What is a BSL-4 Lab?
Those who use them refer to BSL-4 labs as “hot labs.” Facilities such as the two BSL-4 labs at UTMB primarily protect scientists working with the most deadly viruses from any aerosols of that virus that they may inadvertently create; these aerosols are too small to be a threat to anyone other than the scientist himself and sometimes a couple others in the lab. While working with aerosol-infectious viruses, the scientist must wear a white polypropylene “biosafety suit” (also called a “space suit”). Yellow hoses snap into the hoods of the suits to provide a continuous supply of air around the worker that blows pathogens away from him wherever he is in the lab. When the worker is finished in the lab, he must take an eight-minute chemical shower with his suit on, followed by a conventional shower, before he can change into street clothes and leave the building.
The floor above the lab is filled with air filters that process incoming and outgoing air through a series of high efficiency particulate air filters that catch even the tiniest microscopic particles, including any bacteria or viruses; just in case, a second set of HEPA filters is there to trap anything that somehow does slip through the first. (Such double and triple redundancies are built into all the lab’s systems and equipment to provide back-ups.) Air filters also keep the lab itself under negative air pressure, so that if one of the double-doors is accidentally opened lab air cannot escape; instead, outside air rushes in and forces biohazards up through the HEPA filters. On the floor below the lab, liquid waste, feces and urine flow into tanks where they’re heated to temperatures at which nothing can survive, after which they go into the sewage system; other waste, such as lab-animal carcasses and disposable lab equipment, is sterilized in giant steam-pressure cookers called autoclaves before being incinerated off-site.

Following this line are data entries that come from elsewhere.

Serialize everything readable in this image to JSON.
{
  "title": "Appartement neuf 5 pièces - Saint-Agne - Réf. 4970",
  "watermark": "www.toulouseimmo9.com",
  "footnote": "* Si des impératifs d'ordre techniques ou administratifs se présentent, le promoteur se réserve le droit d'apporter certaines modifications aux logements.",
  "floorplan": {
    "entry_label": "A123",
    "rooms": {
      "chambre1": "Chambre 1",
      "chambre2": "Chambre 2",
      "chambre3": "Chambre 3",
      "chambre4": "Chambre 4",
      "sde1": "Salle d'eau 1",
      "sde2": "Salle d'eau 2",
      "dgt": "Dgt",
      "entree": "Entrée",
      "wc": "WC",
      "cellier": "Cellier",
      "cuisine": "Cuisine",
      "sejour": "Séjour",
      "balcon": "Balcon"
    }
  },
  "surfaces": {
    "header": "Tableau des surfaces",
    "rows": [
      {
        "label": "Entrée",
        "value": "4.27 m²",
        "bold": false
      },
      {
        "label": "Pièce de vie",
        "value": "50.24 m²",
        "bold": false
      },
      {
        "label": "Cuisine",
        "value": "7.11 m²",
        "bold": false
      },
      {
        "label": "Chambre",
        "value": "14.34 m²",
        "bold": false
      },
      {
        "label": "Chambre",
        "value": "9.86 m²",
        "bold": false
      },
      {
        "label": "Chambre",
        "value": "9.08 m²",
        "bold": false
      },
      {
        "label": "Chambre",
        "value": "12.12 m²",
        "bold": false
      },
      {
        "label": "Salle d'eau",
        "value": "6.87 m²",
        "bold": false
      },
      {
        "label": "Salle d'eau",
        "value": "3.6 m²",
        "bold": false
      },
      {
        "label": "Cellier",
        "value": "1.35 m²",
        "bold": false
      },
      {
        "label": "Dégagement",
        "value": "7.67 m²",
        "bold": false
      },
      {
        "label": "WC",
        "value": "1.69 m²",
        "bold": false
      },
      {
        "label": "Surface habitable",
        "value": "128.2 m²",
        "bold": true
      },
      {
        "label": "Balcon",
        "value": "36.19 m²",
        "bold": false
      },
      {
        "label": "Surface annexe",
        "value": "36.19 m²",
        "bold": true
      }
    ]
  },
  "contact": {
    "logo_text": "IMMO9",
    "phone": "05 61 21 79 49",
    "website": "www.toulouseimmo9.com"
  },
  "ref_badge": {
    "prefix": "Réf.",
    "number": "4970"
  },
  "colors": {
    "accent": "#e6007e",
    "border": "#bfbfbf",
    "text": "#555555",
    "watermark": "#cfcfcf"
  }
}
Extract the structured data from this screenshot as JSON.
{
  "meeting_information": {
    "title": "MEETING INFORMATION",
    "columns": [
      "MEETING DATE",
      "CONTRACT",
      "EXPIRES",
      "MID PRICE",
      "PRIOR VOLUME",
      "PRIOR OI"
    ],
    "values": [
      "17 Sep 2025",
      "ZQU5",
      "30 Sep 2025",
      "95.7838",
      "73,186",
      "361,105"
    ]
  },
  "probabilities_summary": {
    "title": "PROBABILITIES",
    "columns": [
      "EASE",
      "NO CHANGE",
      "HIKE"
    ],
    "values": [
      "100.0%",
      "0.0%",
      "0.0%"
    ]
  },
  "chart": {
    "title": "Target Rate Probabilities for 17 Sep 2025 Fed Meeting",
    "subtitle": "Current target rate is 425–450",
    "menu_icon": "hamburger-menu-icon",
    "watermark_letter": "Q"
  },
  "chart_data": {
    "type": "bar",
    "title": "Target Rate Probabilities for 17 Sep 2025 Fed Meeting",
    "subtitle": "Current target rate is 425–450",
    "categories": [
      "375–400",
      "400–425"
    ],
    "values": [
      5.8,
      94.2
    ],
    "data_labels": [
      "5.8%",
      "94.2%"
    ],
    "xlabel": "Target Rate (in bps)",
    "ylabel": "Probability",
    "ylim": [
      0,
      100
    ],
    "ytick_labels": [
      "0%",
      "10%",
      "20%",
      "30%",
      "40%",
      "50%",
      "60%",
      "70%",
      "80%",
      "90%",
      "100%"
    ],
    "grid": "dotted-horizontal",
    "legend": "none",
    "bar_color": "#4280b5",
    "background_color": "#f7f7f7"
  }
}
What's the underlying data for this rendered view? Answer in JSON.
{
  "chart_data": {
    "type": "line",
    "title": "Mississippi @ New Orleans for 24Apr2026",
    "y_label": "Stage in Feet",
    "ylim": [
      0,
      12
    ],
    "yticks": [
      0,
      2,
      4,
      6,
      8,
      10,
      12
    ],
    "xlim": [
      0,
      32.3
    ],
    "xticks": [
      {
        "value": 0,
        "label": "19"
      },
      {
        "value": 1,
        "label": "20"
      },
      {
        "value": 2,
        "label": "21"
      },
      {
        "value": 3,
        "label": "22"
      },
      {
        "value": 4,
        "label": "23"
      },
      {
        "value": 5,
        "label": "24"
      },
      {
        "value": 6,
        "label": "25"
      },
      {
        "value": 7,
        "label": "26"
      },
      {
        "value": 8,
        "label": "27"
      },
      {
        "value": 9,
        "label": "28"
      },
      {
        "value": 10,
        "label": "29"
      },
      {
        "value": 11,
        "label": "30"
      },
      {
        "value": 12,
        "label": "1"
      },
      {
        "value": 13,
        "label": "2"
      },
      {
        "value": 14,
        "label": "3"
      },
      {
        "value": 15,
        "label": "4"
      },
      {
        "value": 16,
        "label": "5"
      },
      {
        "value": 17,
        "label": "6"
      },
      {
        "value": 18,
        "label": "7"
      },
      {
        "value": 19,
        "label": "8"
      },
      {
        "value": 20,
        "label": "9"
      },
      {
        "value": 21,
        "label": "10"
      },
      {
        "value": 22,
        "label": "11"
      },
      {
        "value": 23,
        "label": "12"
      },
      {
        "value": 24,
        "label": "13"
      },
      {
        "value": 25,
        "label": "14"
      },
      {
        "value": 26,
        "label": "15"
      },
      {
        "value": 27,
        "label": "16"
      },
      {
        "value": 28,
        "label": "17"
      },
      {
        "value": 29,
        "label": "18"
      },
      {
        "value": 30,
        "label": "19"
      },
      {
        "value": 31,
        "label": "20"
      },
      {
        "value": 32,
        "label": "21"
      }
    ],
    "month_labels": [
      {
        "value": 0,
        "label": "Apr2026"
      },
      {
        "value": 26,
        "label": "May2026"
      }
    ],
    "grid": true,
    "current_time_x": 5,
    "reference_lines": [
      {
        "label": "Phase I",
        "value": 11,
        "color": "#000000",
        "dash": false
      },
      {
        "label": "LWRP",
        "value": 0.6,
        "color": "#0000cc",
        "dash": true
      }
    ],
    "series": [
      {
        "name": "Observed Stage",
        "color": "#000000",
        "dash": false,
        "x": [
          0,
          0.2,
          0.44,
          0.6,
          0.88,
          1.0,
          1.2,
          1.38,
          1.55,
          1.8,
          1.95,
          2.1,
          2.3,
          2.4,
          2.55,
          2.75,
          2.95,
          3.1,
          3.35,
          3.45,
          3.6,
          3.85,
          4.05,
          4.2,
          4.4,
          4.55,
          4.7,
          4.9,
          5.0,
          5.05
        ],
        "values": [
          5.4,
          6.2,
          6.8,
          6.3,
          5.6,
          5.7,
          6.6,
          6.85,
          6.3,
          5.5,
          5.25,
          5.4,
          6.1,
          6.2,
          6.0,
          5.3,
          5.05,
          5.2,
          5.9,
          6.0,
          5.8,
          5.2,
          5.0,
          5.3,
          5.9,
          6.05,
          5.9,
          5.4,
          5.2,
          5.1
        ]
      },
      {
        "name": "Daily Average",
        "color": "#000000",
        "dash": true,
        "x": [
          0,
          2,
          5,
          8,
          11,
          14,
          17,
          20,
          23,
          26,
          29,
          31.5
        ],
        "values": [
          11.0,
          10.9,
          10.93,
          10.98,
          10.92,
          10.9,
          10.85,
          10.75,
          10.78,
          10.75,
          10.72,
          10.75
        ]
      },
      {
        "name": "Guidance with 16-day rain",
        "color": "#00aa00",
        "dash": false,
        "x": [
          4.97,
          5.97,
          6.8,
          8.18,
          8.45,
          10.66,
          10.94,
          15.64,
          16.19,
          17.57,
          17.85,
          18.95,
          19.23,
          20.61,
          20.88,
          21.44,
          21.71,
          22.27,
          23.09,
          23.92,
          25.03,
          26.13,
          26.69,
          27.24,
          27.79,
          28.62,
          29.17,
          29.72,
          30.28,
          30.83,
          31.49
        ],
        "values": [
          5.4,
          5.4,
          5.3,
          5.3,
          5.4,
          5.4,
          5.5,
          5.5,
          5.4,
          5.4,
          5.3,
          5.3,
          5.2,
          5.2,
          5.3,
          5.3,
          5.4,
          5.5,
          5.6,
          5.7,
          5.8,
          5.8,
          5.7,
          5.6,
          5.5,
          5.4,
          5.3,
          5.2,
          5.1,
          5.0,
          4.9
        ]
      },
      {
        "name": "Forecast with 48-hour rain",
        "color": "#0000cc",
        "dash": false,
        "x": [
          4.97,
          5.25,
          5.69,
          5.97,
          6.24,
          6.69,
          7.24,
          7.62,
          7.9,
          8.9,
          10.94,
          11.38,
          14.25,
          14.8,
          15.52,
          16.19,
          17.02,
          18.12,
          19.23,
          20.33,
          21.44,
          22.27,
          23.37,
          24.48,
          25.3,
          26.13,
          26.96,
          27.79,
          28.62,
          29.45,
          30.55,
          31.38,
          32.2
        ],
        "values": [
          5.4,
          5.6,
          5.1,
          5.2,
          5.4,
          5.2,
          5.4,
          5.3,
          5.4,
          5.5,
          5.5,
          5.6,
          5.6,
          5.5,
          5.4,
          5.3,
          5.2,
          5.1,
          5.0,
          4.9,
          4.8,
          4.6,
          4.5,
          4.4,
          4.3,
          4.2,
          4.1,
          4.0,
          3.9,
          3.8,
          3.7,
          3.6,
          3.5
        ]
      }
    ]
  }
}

The walls of the new GNL are reinforced concrete 10 inches thick, and a corridor runs around the entire lab to provide another buffer zone. Built on 700 concrete pilings anchored 120 feet into the ground, the GNL was the only building on the UTMB campus, and possibly in the whole city, that went undamaged when Hurricane Ike ripped through the island in mid-September 2008. The only sign of Ike at the GNL was a puddle in the lobby and some water blown under one door.